Forensic Oceanography published the Nivin report.
In November 2018, five months after Matteo Salvini was made Italy’s Interior Minister, and began to close the country’s ports to rescued migrants, a group of 93 migrants was forcefully returned to Libya after they were ‘rescued’ by the Nivin, a merchant ship flying the Panamanian flag, in violation of their rights, and in breach of international refugee law.
The migrants’ boat was first sighted in the Libyan Search and Rescue (SAR) Zone by a Spanish surveillance aircraft, part of Operation EUNAVFOR MED – Sophia, the EU’s anti-smuggling mission. The EUNAVFOR MED – Sophia Command passed information to the Italian and Libyan Coast Guards to facilitate the interception and ‘pull-back’ of the vessel to Libya. However, as the Libyan Coast Guard (LYCG) patrol vessels were unable to perform this task, the Italian Coast Guard (ICG) directly contacted the nearby Nivin ‘on behalf of the Libyan Coast Guard’, and tasked it with rescue.
LYCG later assumed coordination of the operation, communicating from an Italian Navy ship moored in Tripoli, and, after the Nivin performed the rescue, directed it towards Libya.
While the passengers were initially told they would be brought to Italy, when they realised they were being returned to Libya, they locked themselves in the hold of the ship.
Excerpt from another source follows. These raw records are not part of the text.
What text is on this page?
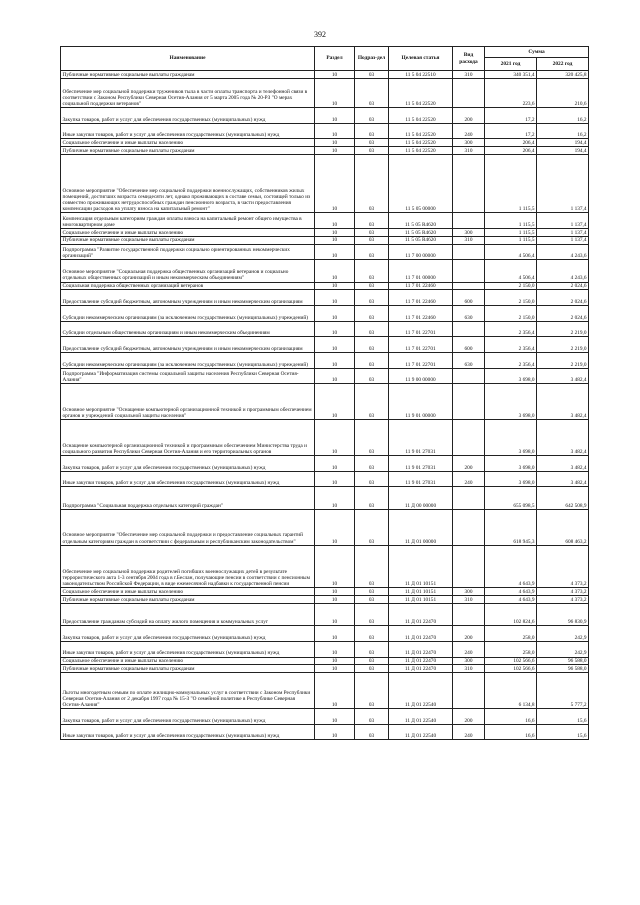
392
Наименование	Раздел	Подраз-дел	Целевая статья	Вид расхода	Сумма	
					2021 год	2022 год
Публичные нормативные социальные выплаты гражданам	10	03	11 5 04 22510	310	340 351,4	320 425,8
Обеспечение мер социальной поддержки тружеников тыла в части оплаты транспорта и телефонной связи в соответствии с Законом Республики Северная Осетия-Алания от 5 марта 2005 года № 20-РЗ "О мерах социальной поддержки ветеранов"	10	03	11 5 04 22520		223,6	210,6
Закупка товаров, работ и услуг для обеспечения государственных (муниципальных) нужд	10	03	11 5 04 22520	200	17,2	16,2
Иные закупки товаров, работ и услуг для обеспечения государственных (муниципальных) нужд	10	03	11 5 04 22520	240	17,2	16,2
Социальное обеспечение и иные выплаты населению	10	03	11 5 04 22520	300	206,4	194,4
Публичные нормативные социальные выплаты гражданам	10	03	11 5 04 22520	310	206,4	194,4
Основное мероприятие "Обеспечение мер социальной поддержки военнослужащих, собственников жилых помещений, достигших возраста семидесяти лет, однако проживающих в составе семьи, состоящей только из совместно проживающих нетрудоспособных граждан пенсионного возраста, в части предоставления компенсации расходов на уплату взноса на капитальный ремонт"	10	03	11 5 05 00000		1 115,5	1 137,4
Компенсация отдельным категориям граждан оплаты взноса на капитальный ремонт общего имущества в многоквартирном доме	10	03	11 5 05 R4620		1 115,5	1 137,4
Социальное обеспечение и иные выплаты населению	10	03	11 5 05 R4620	300	1 115,5	1 137,4
Публичные нормативные социальные выплаты гражданам	10	03	11 5 05 R4620	310	1 115,5	1 137,4
Подпрограмма "Развитие государственной поддержки социально ориентированных некоммерческих организаций"	10	03	11 7 00 00000		4 506,4	4 243,6
Основное мероприятие "Социальная поддержка общественных организаций ветеранов и социально отдельных общественных организаций и иным некоммерческим объединениям"	10	03	11 7 01 00000		4 506,4	4 243,6
Социальная поддержка общественных организаций ветеранов	10	03	11 7 01 22460		2 150,0	2 024,6
Предоставление субсидий бюджетным, автономным учреждениям и иным некоммерческим организациям	10	03	11 7 01 22460	600	2 150,0	2 024,6
Субсидии некоммерческим организациям (за исключением государственных (муниципальных) учреждений)	10	03	11 7 01 22460	630	2 150,0	2 024,6
Субсидии отдельным общественным организациям и иным некоммерческим объединениям	10	03	11 7 01 22701		2 356,4	2 219,0
Предоставление субсидий бюджетным, автономным учреждениям и иным некоммерческим организациям	10	03	11 7 01 22701	600	2 356,4	2 219,0
Субсидии некоммерческим организациям (за исключением государственных (муниципальных) учреждений)	10	03	11 7 01 22701	630	2 356,4	2 219,0
Подпрограмма "Информатизация системы социальной защиты населения Республики Северная Осетия-Алания"	10	03	11 9 00 00000		3 698,0	3 482,4
Основное мероприятие "Оснащение компьютерной организационной техникой и программным обеспечением органов и учреждений социальной защиты населения"	10	03	11 9 01 00000		3 698,0	3 482,4
Оснащение компьютерной организационной техникой и программным обеспечением Министерства труда и социального развития Республики Северная Осетия-Алания и его территориальных органов	10	03	11 9 01 27031		3 698,0	3 482,4
Закупка товаров, работ и услуг для обеспечения государственных (муниципальных) нужд	10	03	11 9 01 27031	200	3 698,0	3 482,4
Иные закупки товаров, работ и услуг для обеспечения государственных (муниципальных) нужд	10	03	11 9 01 27031	240	3 698,0	3 482,4
Подпрограмма "Социальная поддержка отдельных категорий граждан"	10	03	11 Д 00 00000		655 098,5	642 508,9
Основное мероприятие "Обеспечение мер социальной поддержки и предоставление социальных гарантий отдельным категориям граждан в соответствии с федеральным и республиканским законодательством"	10	03	11 Д 01 00000		618 945,3	608 463,2
Обеспечение мер социальной поддержки родителей погибших военнослужащих детей в результате террористического акта 1-3 сентября 2004 года в г.Беслан, получающие пенсии в соответствии с пенсионным законодательством Российской Федерации, в виде ежемесячной надбавки к государственной пенсии	10	03	11 Д 01 10151		4 643,9	4 373,2
Социальное обеспечение и иные выплаты населению	10	03	11 Д 01 10151	300	4 643,9	4 373,2
Публичные нормативные социальные выплаты гражданам	10	03	11 Д 01 10151	310	4 643,9	4 373,2
Предоставление гражданам субсидий на оплату жилого помещения и коммунальных услуг	10	03	11 Д 01 22470		102 824,6	96 830,9
Закупка товаров, работ и услуг для обеспечения государственных (муниципальных) нужд	10	03	11 Д 01 22470	200	258,0	242,9
Иные закупки товаров, работ и услуг для обеспечения государственных (муниципальных) нужд	10	03	11 Д 01 22470	240	258,0	242,9
Социальное обеспечение и иные выплаты населению	10	03	11 Д 01 22470	300	102 566,6	96 588,0
Публичные нормативные социальные выплаты гражданам	10	03	11 Д 01 22470	310	102 566,6	96 588,0
Льготы многодетным семьям по оплате жилищно-коммунальных услуг в соответствии с Законом Республики Северная Осетия-Алания от 2 декабря 1997 года № 15-З "О семейной политике в Республике Северная Осетия-Алания"	10	03	11 Д 01 22540		6 134,8	5 777,2
Закупка товаров, работ и услуг для обеспечения государственных (муниципальных) нужд	10	03	11 Д 01 22540	200	16,6	15,6
Иные закупки товаров, работ и услуг для обеспечения государственных (муниципальных) нужд	10	03	11 Д 01 22540	240	16,6	15,6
A standoff ensured in the port of Misrata which lasted ten days, until the captured passengers were violently removed from the vessel by Libyan security forces, detained, and subjected to multiple forms of ill-treatment, including torture.
This case exemplifies a recurrent practice that we refer to as ‘privatised push-back’. This new strategy has been implemented by Italy, in collaboration with the LYCG, since mid-2018, as a new modality of delegated rescue, intended to enforce border control and contain the movement of migrants from the Global South seeking to reach Europe.
This report is an investigation into this case and new pattern of practice.
Using georeferencing and AIS tracking data, Forensic Oceanography reconstructed the trajectories of the migrants’ vessel and the Nivin.
Tracking data was cross-referenced with the testimonies of passengers, the reports by rescue NGO WatchTheMed‘s ‘Alarm Phone’, a civilian hotline for migrants in need of emergency rescue; a report by the owner of the Nivin, which he shared with a civilian rescue organisation, the testimonies of MSF-France staff in Libya, an interview with a high-ranking LYCG official, official responses, and leaked reports from EUNAVFOR MED.
Together, these pieces of evidence corroborate one other, and together form and clarify an overall picture: a system of strategic delegation of rescue, operated by a complex of European actors for the purpose of border enforcement.
When the first–and preferred–modality of this strategic delegation, which operates through LYCG interception and pull-back of the migrants, did not succeed, those actors, including the Maritime Rescue Co-ordination Centre in Rome, opted for a second modality: privatised push-back, implemented through the LYCG and the merchant ship.
Despite the impression of coordination between European actors and the LYCG, control and coordination of such operations remains constantly within the firm hands of European—and, in particular, Italian—actors.
In this case, as well as in others documented in this report, the outcome of the strategy was to deny migrants fleeing Libya the right to leave and request protection in Italy, returning them to a country in which they have faced grave violations. Through this action, Italy has breached its obligation of non-refoulement, one of the cornerstones of international refugee law.
This report is the basis for a legal submission to the United Nations Human Rights Committee by Global Legal Action Network (GLAN) on behalf of an individual who was shot and forcefully removed from the Nivin.